Can you tell I’ve been making a whole lot of cacao smoothies?
If you like this whole food plant-based diet recipe, you might also like:
- Flourless Sweet Potato Brownies with Peanut Butter & Chocolate Chunks
- Hot Pink Smoothie
- Skinny Chocolate Mint Chia Powder Pudding
- Skinny Pumpkin Spice Chia Pudding
- Skinny Matcha Pudding
- Healthy Brownies with Peppermint Frosting
- No-Bake Carrot Cake Bites
- Baked Tortilla Vegan Cannolis

Cacao Smoothie
Ingredients
- 1 banana cut into 2 (or more) pieces (preferably frozen. See notes)
- 1/2 cup cooked sweet potato 1-inch pieces (preferably frozen. See notes)
- 2 cups plain or vanilla almond milk or other plant milk
- 3-4 Medjool dates pitted chopped and softened (see notes)
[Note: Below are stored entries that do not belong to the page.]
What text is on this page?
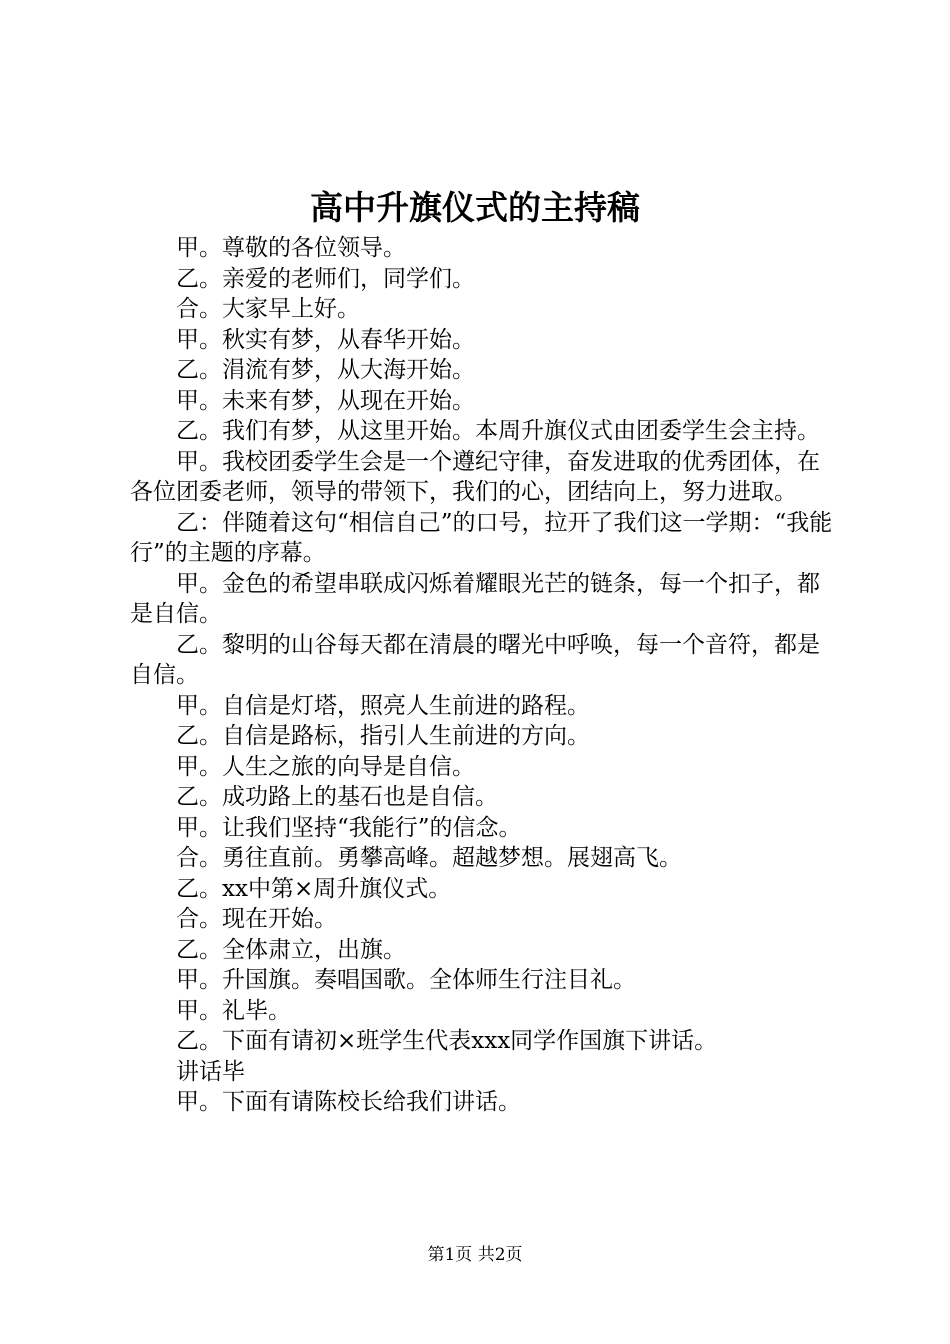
高中升旗仪式的主持稿

甲。尊敬的各位领导。

乙。亲爱的老师们，同学们。

合。大家早上好。

甲。秋实有梦，从春华开始。

乙。涓流有梦，从大海开始。

甲。未来有梦，从现在开始。

乙。我们有梦，从这里开始。本周升旗仪式由团委学生会主持。

甲。我校团委学生会是一个遵纪守律，奋发进取的优秀团体，在各位团委老师，领导的带领下，我们的心，团结向上，努力进取。

乙：伴随着这句“相信自己”的口号，拉开了我们这一学期：“我能行”的主题的序幕。

甲。金色的希望串联成闪烁着耀眼光芒的链条，每一个扣子，都是自信。

乙。黎明的山谷每天都在清晨的曙光中呼唤，每一个音符，都是自信。

甲。自信是灯塔，照亮人生前进的路程。

乙。自信是路标，指引人生前进的方向。

甲。人生之旅的向导是自信。

乙。成功路上的基石也是自信。

甲。让我们坚持“我能行”的信念。

合。勇往直前。勇攀高峰。超越梦想。展翅高飞。

乙。xx中第×周升旗仪式。

合。现在开始。

乙。全体肃立，出旗。

甲。升国旗。奏唱国歌。全体师生行注目礼。

甲。礼毕。

乙。下面有请初×班学生代表xxx同学作国旗下讲话。

讲话毕

甲。下面有请陈校长给我们讲话。

第1页 共2页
- 2 tablespoons unsweetened natural style almond butter or sub peanut butter
- 2 tablespoons cacao powder or sub cocoa powder
- 1 cup ice cubes or more, for a thicker smoothie
- Optional: 1/2 teaspoon pure vanilla extract if not using vanilla plant milk
- Optional add ins: 1 tablespoon chopped mint leaves OR 1/2 teaspoon cinnamon
Instructions
- Add all of the ingredients to a blender and process 1-2 minutes, or until your smoothie is thick and creamy.
Notes
- You can use all sweet potatoes or all bananas if you like. I personally love this smoothie with just sweet potato. If you're worried about tasting them, a little peanut butter completely masks the taste, but I don't really notice them, even with just the almond butter.
- I like to soften my dates before adding them to my blender to help release their sugars and make them easier to process. Just add the chopped dates to a small bowl with about 1 tablespoon of water and microwave on high for 30 seconds.
Nutrition
This makes about 2, 2 cup servings when I make it. Are the nutrition facts for the whole batch, or just half the batch (2 cups of it)? I.e. 325 calories for 2 cups of it or 4? Thanks!
Hi Abby, The nutritional information is per serving.
So, what am I missing? I’ve been up and down this page 8 times. I can’t find an ingredient list with amounts and directions – you know, like a recipe!
What am I doing wrong? (Please don’t say I have to pick it out of the text. I haven’t found it there either.) Do i need some browser upgrade?
Hi Bethesda–SO sorry about that! I was making some updates to my site today, and I’m guessing I must have accidentally deleted it. It’s back now. Thanks for your patience!
Made the Sweet Potato version for a bedtime drink last night, and it was delicious. Trying to wean myself off the nightly habit of a commercial ice cream lolly, vanilla on inside and chocolate coated nuts on outside. Does not do my diet any good. So this morning I am going to make your chocolate drink again, and freeze it as ice lollies.. Don’t see why that would not work. Will let you know
Hi Chris! So glad you like this smoothie–and that’s it’s helping with your ice cream habit LOL! I’d love to hear how the freezing works out. I’ve seen recipes for ‘nice cream’ that are basically ingredients like these, then frozen. Not sure how thick it needs to be starting out. Please do let me know!